The fact that the Republic of Cyprus wants to become a member of the Schengen Area is a given. The real question is whether, during its own presidency of the Council of the European Union in the first half of 2026, it will be able to actively advance its accession, or whether it will be forced to accept that this cannot happen without either the reunification or the formal partition of Cyprus.
Will we manage to retain and strengthen foreign investment, or will our promises prove hollow? This is the real wager, not only of the year ahead but of the country’s modern history itself.
EU membership without participation in the Schengen Area effectively renders the Republic of Cyprus something less than an equal member.
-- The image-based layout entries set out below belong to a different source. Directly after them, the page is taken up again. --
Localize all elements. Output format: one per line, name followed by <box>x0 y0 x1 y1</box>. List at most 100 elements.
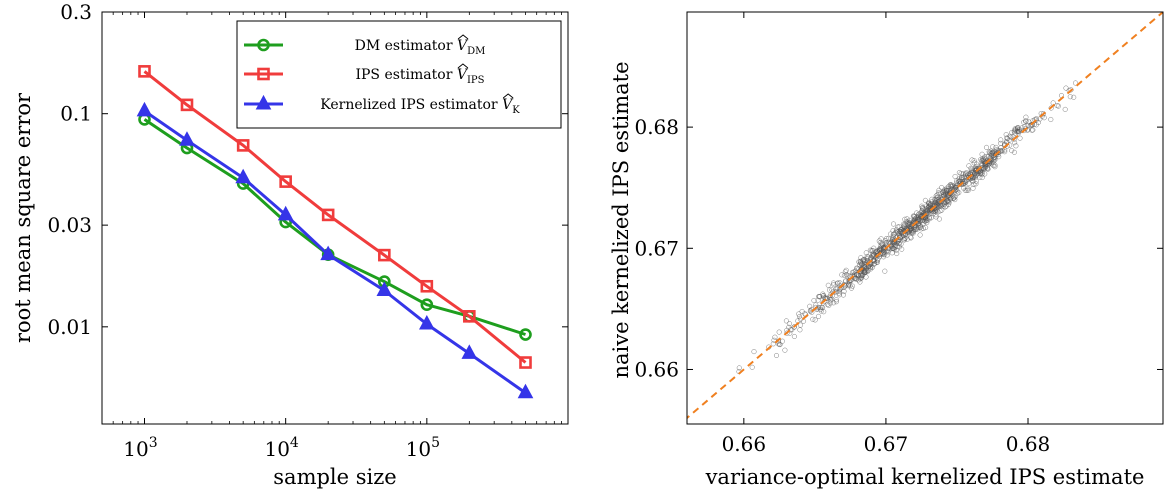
scatter-point <box>1017 135 1023 141</box>
data-point <box>418 314 435 330</box>
scatter-point <box>862 267 868 274</box>
scatter-point <box>963 170 969 176</box>
series-line <box>143 70 527 364</box>
scatter-point <box>824 296 830 302</box>
scatter-point <box>961 185 967 191</box>
scatter-point <box>950 193 956 199</box>
scatter-point <box>789 327 795 333</box>
scatter-point <box>863 274 869 280</box>
legend-box <box>236 20 562 129</box>
scatter-point <box>952 173 958 180</box>
scatter-point <box>826 302 832 308</box>
scatter-point <box>869 248 875 254</box>
scatter-point <box>878 243 884 249</box>
scatter-point <box>1023 114 1029 120</box>
scatter-point <box>894 250 900 257</box>
scatter-point <box>1003 139 1009 145</box>
scatter-point <box>1008 134 1014 140</box>
scatter-point <box>901 237 908 243</box>
scatter-point <box>749 364 755 370</box>
scatter-point <box>1003 132 1009 138</box>
scatter-point <box>984 153 990 160</box>
data-point <box>179 131 195 146</box>
scatter-point <box>953 180 960 186</box>
scatter-point <box>943 191 949 197</box>
data-point <box>519 356 532 369</box>
scatter-point <box>1011 149 1017 155</box>
scatter-point <box>919 203 925 209</box>
y-tick-label: 0.1 <box>60 102 92 126</box>
y-tick-label: 0.68 <box>634 115 679 139</box>
scatter-point <box>842 269 848 275</box>
data-point <box>136 101 153 117</box>
scatter-point <box>1055 103 1061 109</box>
scatter-point <box>904 236 910 242</box>
x-tick-label: 0.66 <box>722 432 767 456</box>
scatter-point <box>954 178 960 184</box>
data-point <box>517 383 534 399</box>
y-tick-label: 0.01 <box>47 315 92 339</box>
scatter-point <box>989 150 995 156</box>
x-tick-label: 0.68 <box>1006 432 1051 456</box>
scatter-point <box>1035 119 1041 126</box>
scatter-point <box>791 333 797 340</box>
scatter-point <box>874 248 880 254</box>
scatter-point <box>966 163 972 169</box>
scatter-point <box>887 231 894 237</box>
scatter-point <box>954 188 960 194</box>
scatter-point <box>926 201 932 207</box>
scatter-point <box>851 269 857 275</box>
right-axis-ticks: 0.66 0.67 0.68 0.66 0.67 0.68 <box>634 12 1163 456</box>
hat-accent <box>457 34 469 40</box>
scatter-point <box>813 304 819 310</box>
left-series-group <box>136 65 534 399</box>
scatter-point <box>998 145 1004 151</box>
x-tick-label: 104 <box>264 435 298 461</box>
scatter-point <box>833 297 839 303</box>
scatter-point <box>944 185 950 191</box>
scatter-point <box>797 322 804 328</box>
scatter-point <box>934 192 940 198</box>
scatter-point <box>964 177 970 183</box>
scatter-point <box>939 184 945 191</box>
scatter-point <box>959 174 965 180</box>
scatter-point <box>831 282 837 288</box>
scatter-point <box>932 200 938 206</box>
scatter-point <box>840 292 846 298</box>
scatter-point <box>815 313 822 319</box>
scatter-point <box>858 275 864 281</box>
scatter-point <box>971 158 977 164</box>
legend-marker <box>255 94 272 110</box>
scatter-point <box>998 137 1004 143</box>
scatter-point <box>811 297 817 304</box>
scatter-point <box>797 327 803 333</box>
scatter-point <box>881 252 887 258</box>
scatter-point <box>786 321 793 327</box>
scatter-point <box>922 197 928 203</box>
series-ips <box>138 65 532 369</box>
x-axis-label: sample size <box>273 465 396 489</box>
legend-marker <box>257 67 270 81</box>
scatter-point <box>869 264 876 270</box>
scatter-point <box>979 170 985 176</box>
scatter-point <box>903 228 909 234</box>
scatter-point <box>776 329 782 335</box>
data-point <box>461 344 478 359</box>
scatter-point <box>844 272 850 278</box>
scatter-point <box>1009 148 1015 154</box>
scatter-point <box>1048 116 1054 123</box>
scatter-point <box>862 264 868 270</box>
scatter-point <box>940 202 946 208</box>
scatter-point <box>779 338 785 344</box>
scatter-point <box>996 154 1002 160</box>
scatter-point <box>890 228 896 234</box>
scatter-point <box>992 164 998 170</box>
scatter-point <box>736 365 742 371</box>
scatter-point <box>988 148 994 154</box>
scatter-point <box>796 313 803 320</box>
scatter-point <box>868 265 874 271</box>
data-point <box>180 98 194 112</box>
scatter-point <box>863 266 869 272</box>
scatter-point <box>896 224 902 230</box>
scatter-point <box>891 231 897 237</box>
Cypriot citizens experience this every time they travel from Cyprus to destinations within the EU, including Greece, where airport authorities direct them to non-Schengen passport control queues alongside travellers heading outside the Union.
For the business community, however, the absence of Schengen status is far more than an inconvenience at airports. For Cyprus-based companies with foreign ownership in particular, exclusion from Schengen is seen, rightly, as a serious obstacle for their workforce, which often consists of third-country nationals. In practical terms, these employees become effectively confined to Cyprus, as they require visas for both professional and private travel within the EU.
During the pre-election period, the issue was raised repeatedly, with all presidential candidates committing to Cyprus’ accession to Schengen. President Nikos Christodoulides is now the one called upon to deliver on that promise. This is where his ability to demonstrate consistency between words and actions, particularly towards foreign investors, will be tested.
The problem, however, lies in whether this can be achieved without the reunification of Cyprus and without signing off, directly or indirectly, on its permanent partition.
From the helm of the EU presidency, Cyprus has a rare opportunity to reshuffle the deck and explore what the EU could offer Turkey, such as progress on the customs union and visa liberalisation, in exchange for EU oversight of controls at ports and airports in the occupied areas. Such an arrangement would ensure effective control over all points of entry and exit across the island and would, in turn, open the path to Schengen accession.
The question is whether this would be desirable for Turkish Cypriots, and how prepared the Republic of Cyprus is to allow, through a revision of the Green Line Regulation and formal identification mechanisms, the direct trade of the occupied areas.
This is a complex equation, particularly if the package does not also include guarantees for the island’s security, whether through the NATO-isation of troops stationed on the island or through demilitarisation, as well as arrangements concerning the buffer zone and the fenced-off city of Famagusta.
In other words, we are talking not necessarily about the resolution of the Cyprus problem, but certainly about its transition to a new phase, one that would likely lead, sooner rather than later, to a choice between reunification and permanent partition.
Can any President of the Republic take such a risk? The answer is undoubtedly yes. Not because they want to, but because the risk of permanent partition already exists. Within the framework of the EU presidency, Cyprus at least has a voice.
If not now, then when? Turkey will eventually unlock, with or without our consent, issues relating to visas and the customs union, and direct trade with the occupied areas is no longer as distant a scenario as it once was.
Now, therefore, is the moment for the President to return to the negotiating table for the Cyprus problem, or at the very least to take a decisive step by bringing the whole of Cyprus into the Schengen Area.
Special thanks for this article go to Eftychios and Grigoris, with whom the issue was discussed around the festive table.